If x[n] is real white Gaussian noise process with PSD
P_{xx}(f)=\sigma_{x}^{2} (2)

we are asked to find the mean an variance of hat{P}_{PER}(0). We are asked if the variance converge to zero as N \rightarrow \infty. The hint provided within the exercise is to note that
\hat{P}_{PER}(0)= \sigma_{x}^{2} \left(\sum\limits_{n=0}^{N-1}\frac{x[n]}{\sigma_{x}\sqrt{N}}\right)^{2} (3)

where the quantiiy inside the parenthesis is  \sim N(0,1) Solution: Because Y = \sum_{n=0}^{N-1}\frac{x[n]}{\sigma_{x}\sqrt{N}} is distributed according to a normal distribution \sim N(0,1) the squared variable Y^{2}=\frac{\hat{P}_{PER}(0)}{\sigma_{x}^{2}} is distributed according to a \chi^{2}(1) with mean E\left\{Y\right\}=1 and variance Var\left\{Y\right\}= 2. From the previous relations we obtain the mean and the variance of the periodogram \hat{P}_{PER}(0) as
E\left\{\hat{P}_{PER}(0)\right\} = \sigma_{x}^{2} E\left\{Y\right\} = \sigma_{x}^{2}
Var\left\{\hat{P}_{PER}(0)\right\}  = \sigma_{x}^{2} Var\left\{Y\right\}  = 2 \sigma_{x}^{2}.

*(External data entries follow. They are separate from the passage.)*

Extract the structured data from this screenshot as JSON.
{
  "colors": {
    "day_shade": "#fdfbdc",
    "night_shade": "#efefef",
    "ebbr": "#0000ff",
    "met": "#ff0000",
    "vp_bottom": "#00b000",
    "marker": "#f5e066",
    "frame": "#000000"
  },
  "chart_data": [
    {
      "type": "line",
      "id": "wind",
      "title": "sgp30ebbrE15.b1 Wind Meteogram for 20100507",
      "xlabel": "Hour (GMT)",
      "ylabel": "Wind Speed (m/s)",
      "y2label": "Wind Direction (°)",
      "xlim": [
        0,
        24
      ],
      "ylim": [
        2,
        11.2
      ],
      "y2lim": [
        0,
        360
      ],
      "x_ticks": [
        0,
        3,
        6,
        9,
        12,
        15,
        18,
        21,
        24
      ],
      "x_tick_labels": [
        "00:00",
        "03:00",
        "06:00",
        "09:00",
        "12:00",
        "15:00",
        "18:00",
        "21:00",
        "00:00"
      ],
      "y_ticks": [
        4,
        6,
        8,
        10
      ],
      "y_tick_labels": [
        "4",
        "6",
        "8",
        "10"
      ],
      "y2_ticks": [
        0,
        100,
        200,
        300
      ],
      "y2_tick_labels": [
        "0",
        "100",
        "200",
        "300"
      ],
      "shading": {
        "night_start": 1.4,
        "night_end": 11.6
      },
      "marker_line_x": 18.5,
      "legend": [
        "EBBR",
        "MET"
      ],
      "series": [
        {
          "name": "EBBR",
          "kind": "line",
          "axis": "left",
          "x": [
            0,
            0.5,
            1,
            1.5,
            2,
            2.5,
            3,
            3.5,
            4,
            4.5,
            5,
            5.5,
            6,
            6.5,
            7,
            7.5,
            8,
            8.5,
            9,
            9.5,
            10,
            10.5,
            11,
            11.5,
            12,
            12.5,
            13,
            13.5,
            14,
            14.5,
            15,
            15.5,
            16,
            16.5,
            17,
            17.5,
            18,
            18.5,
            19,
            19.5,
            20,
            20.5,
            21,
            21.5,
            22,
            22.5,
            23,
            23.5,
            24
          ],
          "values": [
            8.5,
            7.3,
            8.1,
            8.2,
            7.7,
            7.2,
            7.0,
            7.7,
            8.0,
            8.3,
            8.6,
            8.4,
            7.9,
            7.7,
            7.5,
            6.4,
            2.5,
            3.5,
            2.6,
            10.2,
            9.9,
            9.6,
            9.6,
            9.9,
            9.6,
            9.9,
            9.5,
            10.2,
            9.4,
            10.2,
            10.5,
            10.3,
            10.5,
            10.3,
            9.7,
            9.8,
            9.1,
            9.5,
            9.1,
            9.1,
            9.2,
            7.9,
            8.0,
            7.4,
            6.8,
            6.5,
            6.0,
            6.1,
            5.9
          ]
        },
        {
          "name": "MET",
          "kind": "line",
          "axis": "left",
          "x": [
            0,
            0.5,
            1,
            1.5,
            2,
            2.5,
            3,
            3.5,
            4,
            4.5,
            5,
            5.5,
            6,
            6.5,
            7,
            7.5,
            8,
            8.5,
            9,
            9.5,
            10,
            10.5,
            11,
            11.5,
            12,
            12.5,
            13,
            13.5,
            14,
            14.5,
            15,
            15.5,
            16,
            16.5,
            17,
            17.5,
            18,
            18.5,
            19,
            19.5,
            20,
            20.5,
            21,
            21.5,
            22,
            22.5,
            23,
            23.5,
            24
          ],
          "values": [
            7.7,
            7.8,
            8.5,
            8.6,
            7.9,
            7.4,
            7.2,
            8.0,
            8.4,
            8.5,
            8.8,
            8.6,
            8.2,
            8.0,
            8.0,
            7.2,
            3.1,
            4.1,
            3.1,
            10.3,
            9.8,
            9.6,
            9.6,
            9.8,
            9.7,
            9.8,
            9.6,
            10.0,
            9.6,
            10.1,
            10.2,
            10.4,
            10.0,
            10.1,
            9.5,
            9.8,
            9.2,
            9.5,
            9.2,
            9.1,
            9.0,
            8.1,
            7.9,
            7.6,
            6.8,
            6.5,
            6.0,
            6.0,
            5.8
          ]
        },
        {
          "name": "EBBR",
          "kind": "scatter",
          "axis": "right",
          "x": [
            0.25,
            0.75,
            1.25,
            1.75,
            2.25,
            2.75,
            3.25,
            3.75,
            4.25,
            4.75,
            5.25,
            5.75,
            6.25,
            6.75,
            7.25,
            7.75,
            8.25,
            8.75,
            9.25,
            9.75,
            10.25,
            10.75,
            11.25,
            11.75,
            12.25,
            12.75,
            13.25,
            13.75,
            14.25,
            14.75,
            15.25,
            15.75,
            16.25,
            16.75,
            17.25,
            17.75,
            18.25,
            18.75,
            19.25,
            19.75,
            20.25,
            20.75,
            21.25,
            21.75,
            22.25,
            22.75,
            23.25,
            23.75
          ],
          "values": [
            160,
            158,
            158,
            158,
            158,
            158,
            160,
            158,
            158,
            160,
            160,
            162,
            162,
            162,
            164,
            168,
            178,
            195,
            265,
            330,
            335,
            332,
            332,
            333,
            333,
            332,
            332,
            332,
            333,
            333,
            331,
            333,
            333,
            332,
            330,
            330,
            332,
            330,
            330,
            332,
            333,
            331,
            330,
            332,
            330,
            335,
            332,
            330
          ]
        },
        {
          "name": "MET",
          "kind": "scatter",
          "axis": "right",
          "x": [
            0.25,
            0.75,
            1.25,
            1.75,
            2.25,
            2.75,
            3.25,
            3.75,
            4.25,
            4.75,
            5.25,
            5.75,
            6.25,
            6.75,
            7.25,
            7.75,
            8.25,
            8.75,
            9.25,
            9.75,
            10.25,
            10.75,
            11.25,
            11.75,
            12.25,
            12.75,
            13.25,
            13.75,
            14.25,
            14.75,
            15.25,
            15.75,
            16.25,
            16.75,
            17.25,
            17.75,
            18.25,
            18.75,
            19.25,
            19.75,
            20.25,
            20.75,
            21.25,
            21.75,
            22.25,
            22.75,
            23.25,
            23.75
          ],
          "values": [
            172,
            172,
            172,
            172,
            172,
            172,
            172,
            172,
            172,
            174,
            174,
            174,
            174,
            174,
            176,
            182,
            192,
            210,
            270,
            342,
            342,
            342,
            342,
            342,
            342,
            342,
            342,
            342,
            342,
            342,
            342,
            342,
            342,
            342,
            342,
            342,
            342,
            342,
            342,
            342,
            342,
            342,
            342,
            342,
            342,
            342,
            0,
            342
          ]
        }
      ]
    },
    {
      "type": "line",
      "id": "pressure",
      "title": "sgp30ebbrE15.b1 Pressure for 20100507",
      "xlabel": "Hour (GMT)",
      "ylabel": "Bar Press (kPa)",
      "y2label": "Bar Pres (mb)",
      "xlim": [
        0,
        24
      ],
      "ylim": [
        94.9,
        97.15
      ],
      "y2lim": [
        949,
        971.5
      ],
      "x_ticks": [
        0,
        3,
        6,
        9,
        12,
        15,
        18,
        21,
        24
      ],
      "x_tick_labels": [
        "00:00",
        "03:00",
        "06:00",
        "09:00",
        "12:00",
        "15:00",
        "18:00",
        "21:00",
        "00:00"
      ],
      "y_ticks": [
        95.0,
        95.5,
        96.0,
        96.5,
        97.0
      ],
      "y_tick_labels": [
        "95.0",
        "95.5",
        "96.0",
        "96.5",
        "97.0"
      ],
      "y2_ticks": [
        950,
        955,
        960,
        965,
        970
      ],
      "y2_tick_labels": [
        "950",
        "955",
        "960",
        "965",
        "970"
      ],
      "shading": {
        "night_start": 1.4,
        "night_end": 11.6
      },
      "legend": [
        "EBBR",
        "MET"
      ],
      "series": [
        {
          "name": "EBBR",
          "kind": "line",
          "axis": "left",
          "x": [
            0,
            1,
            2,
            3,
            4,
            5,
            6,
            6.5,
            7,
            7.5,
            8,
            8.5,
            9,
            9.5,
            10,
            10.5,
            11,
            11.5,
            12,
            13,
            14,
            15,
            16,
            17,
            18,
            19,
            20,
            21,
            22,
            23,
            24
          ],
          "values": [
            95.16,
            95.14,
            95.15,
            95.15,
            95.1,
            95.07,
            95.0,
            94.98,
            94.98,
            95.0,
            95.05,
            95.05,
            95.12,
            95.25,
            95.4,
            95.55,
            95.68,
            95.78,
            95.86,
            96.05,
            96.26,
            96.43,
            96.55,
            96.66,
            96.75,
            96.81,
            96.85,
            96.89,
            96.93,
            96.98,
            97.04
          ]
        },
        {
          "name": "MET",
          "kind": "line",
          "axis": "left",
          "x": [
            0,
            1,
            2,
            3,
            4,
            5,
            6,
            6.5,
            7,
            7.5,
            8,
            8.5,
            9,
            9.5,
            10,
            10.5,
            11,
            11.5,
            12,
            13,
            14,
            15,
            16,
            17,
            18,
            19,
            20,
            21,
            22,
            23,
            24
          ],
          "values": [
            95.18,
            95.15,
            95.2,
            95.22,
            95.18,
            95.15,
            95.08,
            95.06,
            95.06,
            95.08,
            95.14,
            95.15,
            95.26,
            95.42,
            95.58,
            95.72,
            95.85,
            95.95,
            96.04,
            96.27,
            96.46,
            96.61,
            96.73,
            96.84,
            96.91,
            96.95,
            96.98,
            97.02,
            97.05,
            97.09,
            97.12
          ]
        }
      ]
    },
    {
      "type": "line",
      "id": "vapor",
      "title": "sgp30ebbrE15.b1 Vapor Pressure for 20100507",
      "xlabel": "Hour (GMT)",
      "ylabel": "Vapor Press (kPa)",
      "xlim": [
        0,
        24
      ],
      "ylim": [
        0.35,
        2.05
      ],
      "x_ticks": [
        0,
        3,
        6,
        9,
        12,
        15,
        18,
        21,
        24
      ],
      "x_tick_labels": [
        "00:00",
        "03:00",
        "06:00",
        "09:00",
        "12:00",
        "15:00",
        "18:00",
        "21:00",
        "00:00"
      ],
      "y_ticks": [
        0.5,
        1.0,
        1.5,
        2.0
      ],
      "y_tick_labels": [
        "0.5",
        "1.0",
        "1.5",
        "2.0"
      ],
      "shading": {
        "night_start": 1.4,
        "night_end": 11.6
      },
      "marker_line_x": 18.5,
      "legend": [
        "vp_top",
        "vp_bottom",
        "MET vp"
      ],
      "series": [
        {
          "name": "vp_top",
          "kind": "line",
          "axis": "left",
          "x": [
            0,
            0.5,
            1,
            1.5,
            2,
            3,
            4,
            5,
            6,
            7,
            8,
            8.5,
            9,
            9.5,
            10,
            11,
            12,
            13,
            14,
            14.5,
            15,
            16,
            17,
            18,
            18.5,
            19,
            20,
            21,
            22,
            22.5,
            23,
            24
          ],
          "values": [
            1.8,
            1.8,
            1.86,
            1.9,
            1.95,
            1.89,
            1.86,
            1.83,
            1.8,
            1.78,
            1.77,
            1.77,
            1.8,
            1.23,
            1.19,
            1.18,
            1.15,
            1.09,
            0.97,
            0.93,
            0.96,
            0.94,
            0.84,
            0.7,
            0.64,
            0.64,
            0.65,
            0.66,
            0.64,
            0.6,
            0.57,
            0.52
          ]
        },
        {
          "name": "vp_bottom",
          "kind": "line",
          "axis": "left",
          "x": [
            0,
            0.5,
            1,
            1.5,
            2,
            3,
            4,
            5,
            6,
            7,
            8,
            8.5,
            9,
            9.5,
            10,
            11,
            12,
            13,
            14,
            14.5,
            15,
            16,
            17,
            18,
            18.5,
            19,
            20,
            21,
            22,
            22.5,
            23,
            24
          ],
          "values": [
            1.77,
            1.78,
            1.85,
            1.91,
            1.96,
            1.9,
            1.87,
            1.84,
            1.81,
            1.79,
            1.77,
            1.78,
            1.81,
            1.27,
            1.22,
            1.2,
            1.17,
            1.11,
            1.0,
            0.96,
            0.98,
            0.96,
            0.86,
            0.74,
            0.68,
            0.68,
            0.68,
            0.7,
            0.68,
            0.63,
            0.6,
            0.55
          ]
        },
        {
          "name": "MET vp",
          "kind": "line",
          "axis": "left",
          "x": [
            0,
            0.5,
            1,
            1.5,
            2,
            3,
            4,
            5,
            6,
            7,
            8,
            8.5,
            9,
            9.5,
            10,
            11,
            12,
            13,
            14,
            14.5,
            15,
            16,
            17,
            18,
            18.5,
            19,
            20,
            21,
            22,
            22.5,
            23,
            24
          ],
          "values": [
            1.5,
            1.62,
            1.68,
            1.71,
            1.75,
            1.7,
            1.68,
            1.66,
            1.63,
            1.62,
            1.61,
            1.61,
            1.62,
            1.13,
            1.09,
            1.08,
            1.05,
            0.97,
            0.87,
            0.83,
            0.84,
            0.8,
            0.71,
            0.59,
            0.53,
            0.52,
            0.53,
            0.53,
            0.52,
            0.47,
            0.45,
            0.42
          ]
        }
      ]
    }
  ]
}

We see that while the mean converges to the true power spectral density, the variance does not converge to zero. Thus the estimator is inconsistent. QED.

[1] Steven M. Kay: “Modern Spectral Estimation – Theory and Applications”, Prentice Hall, ISBN: 0-13-598582-X.